Idea: to fix fps cost of 3d scopes

After playing a few rounds of insurgency and watching videos of insurgency sandstorm,I've been concerned over the FPS cost of 3d scopes. So I have this idea... (I've never made anything with UE4, but please bear with me)

When you use a 3d scope...anything outside of the scope can be rendered at a lower resolution or frame rate. I've read about a certain game engine rendering characters at a higher framerate compared to objects in the scene.

There can be new options in the video settings for 3d scopes.
*Scope resolution (low,med,high,adaptive)

"Outside the scope" settings:
*Reduce fps (limits the outside the scope framerate to 30,uses a blur effect to make transitions between frames look smoother,like far cry 4 does on the console)

*Resolution reduction (instead of just blurring whats outside your scope,you'll have the scene rendered at a lower resolution so long as you're using your 3d scopes.)

I hope something can be done about the 3d scopes being such performance hogs.

Some are experimenting with foviated rendering in VR (with eye tracking software). This works by rendering whatever the player is not looking at,at a lower resolution. Sometime similar should be done with objects outside of the scope,if such a thing is possible.
Youtube Video

last edited by MusicNote

Reducing the FPS would be awful, and lowering the resolution wouldn't be a bad idea, but I'm not sure if it can be done without looking awful as well. But in general, foveated rendering is best used in cases where the downscaled area of the image is unseen, like in VR with eye-tracking capabilities.

I'm sure the devs have thought of this.

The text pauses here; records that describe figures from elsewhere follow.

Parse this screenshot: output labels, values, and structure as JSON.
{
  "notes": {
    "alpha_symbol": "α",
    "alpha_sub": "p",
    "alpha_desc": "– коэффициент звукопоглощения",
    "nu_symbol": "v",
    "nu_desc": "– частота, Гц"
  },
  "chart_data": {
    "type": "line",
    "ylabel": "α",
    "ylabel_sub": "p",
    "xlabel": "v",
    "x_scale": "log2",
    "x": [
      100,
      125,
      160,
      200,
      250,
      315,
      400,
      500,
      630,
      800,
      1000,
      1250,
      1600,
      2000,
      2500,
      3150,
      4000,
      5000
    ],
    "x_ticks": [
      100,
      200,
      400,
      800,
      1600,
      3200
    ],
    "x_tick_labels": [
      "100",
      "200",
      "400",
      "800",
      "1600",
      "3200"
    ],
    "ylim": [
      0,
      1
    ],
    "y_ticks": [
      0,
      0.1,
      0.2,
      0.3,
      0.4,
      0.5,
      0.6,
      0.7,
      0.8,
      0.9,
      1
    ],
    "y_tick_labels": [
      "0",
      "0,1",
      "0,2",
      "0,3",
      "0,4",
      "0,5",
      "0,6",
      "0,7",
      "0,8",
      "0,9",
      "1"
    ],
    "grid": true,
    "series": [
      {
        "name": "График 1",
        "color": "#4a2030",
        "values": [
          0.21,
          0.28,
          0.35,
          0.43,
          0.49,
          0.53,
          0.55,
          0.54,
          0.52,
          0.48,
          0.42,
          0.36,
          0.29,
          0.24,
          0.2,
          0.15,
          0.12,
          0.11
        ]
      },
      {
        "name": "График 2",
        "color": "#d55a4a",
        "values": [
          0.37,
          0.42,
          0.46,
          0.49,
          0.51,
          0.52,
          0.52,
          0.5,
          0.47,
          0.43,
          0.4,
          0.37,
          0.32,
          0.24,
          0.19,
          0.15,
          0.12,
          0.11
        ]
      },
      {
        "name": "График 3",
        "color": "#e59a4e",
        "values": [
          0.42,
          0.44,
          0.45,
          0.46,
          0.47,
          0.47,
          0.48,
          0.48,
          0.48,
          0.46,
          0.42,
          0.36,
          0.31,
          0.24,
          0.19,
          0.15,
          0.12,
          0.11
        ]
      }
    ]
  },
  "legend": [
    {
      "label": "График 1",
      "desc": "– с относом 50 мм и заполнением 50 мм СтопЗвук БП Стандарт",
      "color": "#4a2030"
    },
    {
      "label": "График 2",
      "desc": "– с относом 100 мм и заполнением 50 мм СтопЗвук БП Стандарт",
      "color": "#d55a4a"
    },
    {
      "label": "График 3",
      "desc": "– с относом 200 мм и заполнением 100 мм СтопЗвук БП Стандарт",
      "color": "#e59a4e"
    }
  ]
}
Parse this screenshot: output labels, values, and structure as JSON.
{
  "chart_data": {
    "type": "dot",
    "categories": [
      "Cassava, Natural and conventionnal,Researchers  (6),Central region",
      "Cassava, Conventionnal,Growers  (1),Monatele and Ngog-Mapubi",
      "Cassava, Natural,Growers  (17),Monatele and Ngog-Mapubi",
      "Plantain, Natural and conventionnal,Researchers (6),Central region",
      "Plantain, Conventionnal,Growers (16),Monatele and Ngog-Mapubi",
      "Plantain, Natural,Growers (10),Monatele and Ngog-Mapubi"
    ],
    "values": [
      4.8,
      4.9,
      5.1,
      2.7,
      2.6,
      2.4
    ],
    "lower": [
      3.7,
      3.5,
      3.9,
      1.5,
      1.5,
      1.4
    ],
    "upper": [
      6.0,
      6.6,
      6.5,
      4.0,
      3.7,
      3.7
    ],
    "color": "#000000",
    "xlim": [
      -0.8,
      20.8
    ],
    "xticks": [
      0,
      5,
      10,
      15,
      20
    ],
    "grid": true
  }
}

If it doesn't end up being used as a solution then I'm sure they have their reasons.

a win-win scenario would be for the devs to experiment with this. If it is plausible, consider it be added as an option.

Reducing fps to anything under 60 and introducing or forcing motion blur is a terrible idea in my opinion, many people who have new monitor technology like g-sync, freesync and ULMB can't stand being reduced to less than 60 fps and motion blur looks disgusting as it's never done correctly unless it's a heavily scripted scene that is more like a action movie than a video game.

I for one would rather have more performance hungry technology that looks great and is silky smooth, I mean it's 2018, not every game should be designed to run on rice cookers powered by potatoes that were designed in 1990, developers shouldn't focus on making their games excessible to people who refuse to update their computer hardware or haven't upgraded to current gen systems within the last 5 years, sure sandstorm is now going multi-platform so they will have more of a focus on making it run fine for consoles yet (forgive me if this is elitist but) due to the origins of the game PC should receive preferential treatment and heavy optimisations - the current gen of computer hardware DESTROYS current gen of console hardware, yet not a lot of devs have the time or resources to optimise their titles for the latest computer hardware which is a huge shame in my humble opinion.

From what i know of the 3d scopes it's "picture in picture" technology, and as i've not seen or played sandstorm in it's current state I can't say what/how the graphics settings operate but what some games that i've played do is they take your resolution of say 1080p as a base resolution for rendering, and if the game can run at a silky 60+ while stressed and under heavy load then your picture in picture resolution/texture resolution could run beyond that resolution say at 4k if your hardware can run it without hiccup and the results are glorious, it's night and day difference.

In arma 3 for instance my system can run it silky smooth 60+ on high/ultra at 1080p, yet my set texture/picture resolution goes beyond my monitors resolution so textures and models look better and of course it comes at a cost of performance for the user.

I for one will be interested to see exactly how and what the developers do - for all i know in the current state the picture in picture technology currently is a huge performance hog for even the most godtier of computer hardware - but for all i know that could be due to lack of optimisation or memory leaks or a multitude of things which deteriorate performance to such a degree that it is as noticable as hell.